Discorsi filosofici sembrano rendere possibile l’utopico, ma sono i mezzi oggettivi e pratici, il sostegno finanziario, logistico ed organizzativo, a consentire l’edificazione materiale dell’intento.

L’uomo è stato fornito del dono della parola probabilmente anche per creare poliedriche illusioni, ma è al dono della ragione che si deve fare appello ed alla volontà e forza creativa propria della donna, per trasformare le mere illusioni in proficua realtà, anche perché la mancata adozione di un progetto, intendendo con questo anche tutti gli sforzi necessari per porre in essere le conseguenti previsioni, porta alla decadenza del beneficio.

E’ valsa la pena lottare per secoli se ancora oggi ci si lascia sopraffare? Pretendiamo di poterci dedicare alla nostra difesa ed affermazione utilizzando spazi, mezzi e strutture formalmente e sostanzialmente costituiti, e con ciò faccio riferimento anche al sostegno economico, senza dover fare sempre riferimento al sacrificio personale, inficiando ancora una volta gli spazi familiari, o comunque sottratti alla propria vita privata.

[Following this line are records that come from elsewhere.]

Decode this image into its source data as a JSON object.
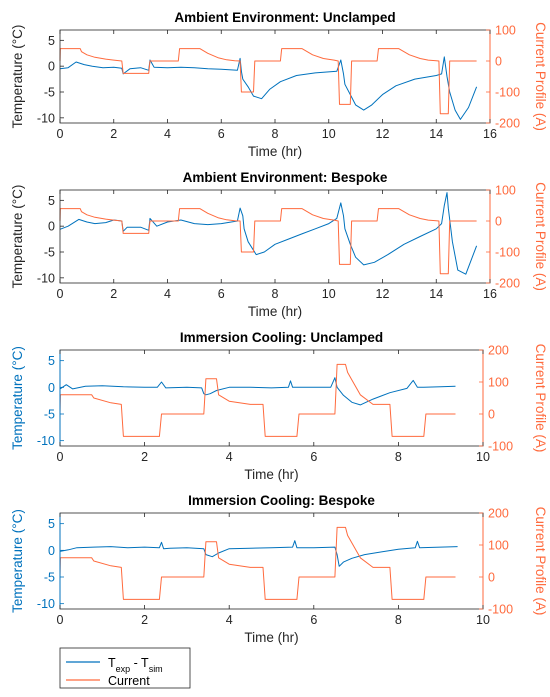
{
  "colors": {
    "temp": "#0072BD",
    "current": "#FF6A3D",
    "axis": "#262626",
    "box": "#262626"
  },
  "legend": {
    "entries": [
      {
        "label": "T_exp - T_sim",
        "color": "#0072BD"
      },
      {
        "label": "Current",
        "color": "#FF6A3D"
      }
    ]
  },
  "chart_data": [
    {
      "type": "line",
      "title": "Ambient Environment: Unclamped",
      "xlabel": "Time (hr)",
      "ylabel": "Temperature (°C)",
      "y2label": "Current Profile (A)",
      "xlim": [
        0,
        16
      ],
      "ylim": [
        -11,
        7
      ],
      "y2lim": [
        -200,
        100
      ],
      "xticks": [
        0,
        2,
        4,
        6,
        8,
        10,
        12,
        14,
        16
      ],
      "yticks": [
        -10,
        -5,
        0,
        5
      ],
      "y2ticks": [
        -200,
        -100,
        0,
        100
      ],
      "series": [
        {
          "axis": "left",
          "color": "#0072BD",
          "x": [
            0,
            0.3,
            0.6,
            0.9,
            1.2,
            1.6,
            2.0,
            2.3,
            2.35,
            2.6,
            3.0,
            3.3,
            3.35,
            3.5,
            4.0,
            4.5,
            5.0,
            5.5,
            6.0,
            6.6,
            6.7,
            6.75,
            6.8,
            7.0,
            7.2,
            7.5,
            7.8,
            8.2,
            8.8,
            9.5,
            10.3,
            10.45,
            10.55,
            10.6,
            10.8,
            11.0,
            11.3,
            11.6,
            12.0,
            12.5,
            13.2,
            14.0,
            14.2,
            14.3,
            14.4,
            14.5,
            14.7,
            14.9,
            15.2,
            15.5
          ],
          "y": [
            -0.5,
            -0.3,
            0.8,
            0.3,
            0,
            -0.3,
            -0.2,
            -0.4,
            -1.5,
            -0.5,
            -0.3,
            -0.8,
            1.2,
            -0.2,
            -0.3,
            -0.2,
            -0.3,
            -0.5,
            -0.6,
            -0.8,
            1.5,
            -1.0,
            -2.5,
            -4.0,
            -5.8,
            -6.3,
            -4.5,
            -3.0,
            -1.8,
            -1.3,
            -1.0,
            1.2,
            -1.5,
            -3.5,
            -5.5,
            -7.5,
            -8.5,
            -7.5,
            -5.5,
            -3.8,
            -2.5,
            -1.8,
            -1.5,
            1.8,
            -2.0,
            -5.0,
            -8.5,
            -10.3,
            -8.0,
            -4.0
          ]
        },
        {
          "axis": "right",
          "color": "#FF6A3D",
          "x": [
            0,
            0.01,
            0.75,
            0.8,
            1.0,
            1.3,
            1.7,
            2.0,
            2.3,
            2.35,
            3.3,
            3.35,
            3.6,
            4.4,
            4.45,
            5.2,
            5.5,
            5.9,
            6.2,
            6.5,
            6.7,
            6.75,
            7.2,
            7.25,
            7.5,
            8.2,
            8.25,
            9.0,
            9.4,
            9.8,
            10.2,
            10.35,
            10.4,
            10.8,
            10.85,
            11.2,
            11.8,
            11.85,
            12.6,
            13.0,
            13.4,
            13.7,
            14.0,
            14.1,
            14.15,
            14.45,
            14.5,
            15.5
          ],
          "y": [
            0,
            40,
            40,
            30,
            20,
            12,
            6,
            3,
            0,
            -40,
            -40,
            0,
            0,
            0,
            40,
            40,
            25,
            10,
            4,
            1,
            0,
            -100,
            -100,
            0,
            0,
            0,
            40,
            40,
            20,
            8,
            3,
            0,
            -140,
            -140,
            0,
            0,
            0,
            40,
            40,
            20,
            8,
            3,
            1,
            0,
            -170,
            -170,
            0,
            0
          ]
        }
      ]
    },
    {
      "type": "line",
      "title": "Ambient Environment: Bespoke",
      "xlabel": "Time (hr)",
      "ylabel": "Temperature (°C)",
      "y2label": "Current Profile (A)",
      "xlim": [
        0,
        16
      ],
      "ylim": [
        -11,
        7
      ],
      "y2lim": [
        -200,
        100
      ],
      "xticks": [
        0,
        2,
        4,
        6,
        8,
        10,
        12,
        14,
        16
      ],
      "yticks": [
        -10,
        -5,
        0,
        5
      ],
      "y2ticks": [
        -200,
        -100,
        0,
        100
      ],
      "series": [
        {
          "axis": "left",
          "color": "#0072BD",
          "x": [
            0,
            0.3,
            0.7,
            1.0,
            1.3,
            1.7,
            2.0,
            2.3,
            2.35,
            2.5,
            3.0,
            3.3,
            3.35,
            3.6,
            4.0,
            4.5,
            5.0,
            5.5,
            6.0,
            6.6,
            6.7,
            6.8,
            6.85,
            7.0,
            7.3,
            7.6,
            8.0,
            8.5,
            9.0,
            9.5,
            10.0,
            10.3,
            10.45,
            10.55,
            10.6,
            10.8,
            11.0,
            11.3,
            11.7,
            12.2,
            12.8,
            13.4,
            14.0,
            14.2,
            14.3,
            14.4,
            14.45,
            14.6,
            14.8,
            15.1,
            15.5
          ],
          "y": [
            -0.6,
            0,
            1.3,
            0.8,
            0.5,
            0.7,
            1.2,
            1.0,
            -1.0,
            -0.2,
            -0.2,
            -0.8,
            1.5,
            0,
            0.8,
            1.2,
            0.5,
            0.3,
            0.5,
            1.0,
            3.5,
            2.0,
            -0.5,
            -3.0,
            -5.5,
            -5.0,
            -3.5,
            -2.5,
            -1.5,
            -0.5,
            0.5,
            1.5,
            4.5,
            2.0,
            -0.5,
            -3.5,
            -6.0,
            -7.5,
            -7.0,
            -5.5,
            -3.5,
            -2.0,
            -0.5,
            0.5,
            4.0,
            6.5,
            3.5,
            -3.0,
            -8.5,
            -9.3,
            -3.8
          ]
        },
        {
          "axis": "right",
          "color": "#FF6A3D",
          "x": [
            0,
            0.01,
            0.75,
            0.8,
            1.0,
            1.3,
            1.7,
            2.0,
            2.3,
            2.35,
            3.3,
            3.35,
            3.6,
            4.4,
            4.45,
            5.2,
            5.5,
            5.9,
            6.2,
            6.5,
            6.7,
            6.75,
            7.2,
            7.25,
            7.5,
            8.2,
            8.25,
            9.0,
            9.4,
            9.8,
            10.2,
            10.35,
            10.4,
            10.8,
            10.85,
            11.2,
            11.8,
            11.85,
            12.6,
            13.0,
            13.4,
            13.7,
            14.0,
            14.1,
            14.15,
            14.45,
            14.5,
            15.5
          ],
          "y": [
            0,
            40,
            40,
            30,
            20,
            12,
            6,
            3,
            0,
            -40,
            -40,
            0,
            0,
            0,
            40,
            40,
            25,
            10,
            4,
            1,
            0,
            -100,
            -100,
            0,
            0,
            0,
            40,
            40,
            20,
            8,
            3,
            0,
            -140,
            -140,
            0,
            0,
            0,
            40,
            40,
            20,
            8,
            3,
            1,
            0,
            -170,
            -170,
            0,
            0
          ]
        }
      ]
    },
    {
      "type": "line",
      "title": "Immersion Cooling: Unclamped",
      "xlabel": "Time (hr)",
      "ylabel": "Temperature (°C)",
      "y2label": "Current Profile (A)",
      "xlim": [
        0,
        10
      ],
      "ylim": [
        -11,
        7
      ],
      "y2lim": [
        -100,
        200
      ],
      "xticks": [
        0,
        2,
        4,
        6,
        8,
        10
      ],
      "yticks": [
        -10,
        -5,
        0,
        5
      ],
      "y2ticks": [
        -100,
        0,
        100,
        200
      ],
      "series": [
        {
          "axis": "left",
          "color": "#0072BD",
          "x": [
            0,
            0.15,
            0.3,
            0.6,
            1.0,
            1.5,
            2.0,
            2.3,
            2.4,
            2.5,
            3.0,
            3.35,
            3.4,
            3.45,
            3.55,
            3.7,
            4.0,
            4.5,
            5.0,
            5.4,
            5.45,
            5.5,
            6.0,
            6.4,
            6.5,
            6.55,
            6.7,
            6.9,
            7.1,
            7.4,
            7.8,
            8.2,
            8.35,
            8.45,
            8.6,
            9.0,
            9.35
          ],
          "y": [
            -0.3,
            0.5,
            -0.3,
            0.2,
            0.3,
            0.1,
            0,
            0,
            1.0,
            -0.1,
            0,
            -0.1,
            -1.2,
            -1.4,
            -1.2,
            -0.6,
            0,
            0,
            -0.1,
            0,
            1.2,
            0,
            0,
            0,
            1.8,
            0,
            -1.5,
            -2.8,
            -3.3,
            -2.2,
            -1.0,
            -0.2,
            1.3,
            0,
            0,
            0.1,
            0.2
          ]
        },
        {
          "axis": "right",
          "color": "#FF6A3D",
          "x": [
            0,
            0.01,
            0.75,
            0.8,
            1.2,
            1.45,
            1.5,
            2.3,
            2.35,
            2.4,
            3.4,
            3.45,
            3.7,
            3.75,
            4.0,
            4.5,
            4.8,
            4.85,
            5.6,
            5.65,
            6.0,
            6.25,
            6.5,
            6.55,
            6.75,
            6.8,
            7.1,
            7.4,
            7.8,
            7.85,
            8.6,
            8.65,
            9.35
          ],
          "y": [
            0,
            60,
            60,
            50,
            35,
            30,
            -70,
            -70,
            -70,
            0,
            0,
            110,
            110,
            60,
            40,
            30,
            30,
            -70,
            -70,
            0,
            0,
            0,
            0,
            155,
            155,
            130,
            60,
            30,
            30,
            -70,
            -70,
            0,
            0
          ]
        }
      ]
    },
    {
      "type": "line",
      "title": "Immersion Cooling: Bespoke",
      "xlabel": "Time (hr)",
      "ylabel": "Temperature (°C)",
      "y2label": "Current Profile (A)",
      "xlim": [
        0,
        10
      ],
      "ylim": [
        -11,
        7
      ],
      "y2lim": [
        -100,
        200
      ],
      "xticks": [
        0,
        2,
        4,
        6,
        8,
        10
      ],
      "yticks": [
        -10,
        -5,
        0,
        5
      ],
      "y2ticks": [
        -100,
        0,
        100,
        200
      ],
      "series": [
        {
          "axis": "left",
          "color": "#0072BD",
          "x": [
            0,
            0.2,
            0.4,
            0.8,
            1.2,
            1.6,
            2.0,
            2.35,
            2.4,
            2.45,
            2.6,
            3.0,
            3.4,
            3.45,
            3.6,
            3.75,
            4.0,
            4.5,
            5.0,
            5.5,
            5.55,
            5.6,
            6.0,
            6.5,
            6.55,
            6.6,
            6.7,
            6.9,
            7.2,
            7.6,
            8.0,
            8.4,
            8.45,
            8.5,
            9.0,
            9.4
          ],
          "y": [
            -0.2,
            0.1,
            0.5,
            0.6,
            0.7,
            0.5,
            0.6,
            0.5,
            1.5,
            0.3,
            0.4,
            0.5,
            0.3,
            -0.8,
            -1.2,
            -0.5,
            0.3,
            0.4,
            0.5,
            0.6,
            1.8,
            0.5,
            0.5,
            0.6,
            -0.8,
            -3.0,
            -2.2,
            -1.5,
            -0.8,
            -0.3,
            0.2,
            0.5,
            1.7,
            0.5,
            0.6,
            0.7
          ]
        },
        {
          "axis": "right",
          "color": "#FF6A3D",
          "x": [
            0,
            0.01,
            0.75,
            0.8,
            1.2,
            1.45,
            1.5,
            2.3,
            2.35,
            2.4,
            3.4,
            3.45,
            3.7,
            3.75,
            4.0,
            4.5,
            4.8,
            4.85,
            5.6,
            5.65,
            6.0,
            6.25,
            6.5,
            6.55,
            6.75,
            6.8,
            7.1,
            7.4,
            7.8,
            7.85,
            8.6,
            8.65,
            9.35
          ],
          "y": [
            0,
            60,
            60,
            50,
            35,
            30,
            -70,
            -70,
            -70,
            0,
            0,
            110,
            110,
            60,
            40,
            30,
            30,
            -70,
            -70,
            0,
            0,
            0,
            0,
            155,
            155,
            130,
            60,
            30,
            30,
            -70,
            -70,
            0,
            0
          ]
        }
      ]
    }
  ]
}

In conclusione, ricordiamo ai presenti che nella norma preferiremo la dicitura " donne e uomini appartenenti al corpo di Polizia Penitenziaria ", anziché l’asettica " agenti di Polizia Penitenziaria ", neutra ed impersonale.

Vorremmo che nella nostra Amministrazione la donna crescesse preservando e valorizzando la propria diversità, senza dover essere penalizzata per le proprie peculiarità. Nelle occupazioni tradizionalmente maschili la donna ha sempre teso a difendersi emulando l’uomo, con un risultato talvolta disastroso e , spesso, deludente e mortificante. Noi siamo diverse e diversamente affrontiamo i problemi ed offriamo le soluzioni.

Questa, ricordiamolo, è la nostra forza, non il nostro limite. Dovremmo smetterla di vivere come " rambo castrati "!!!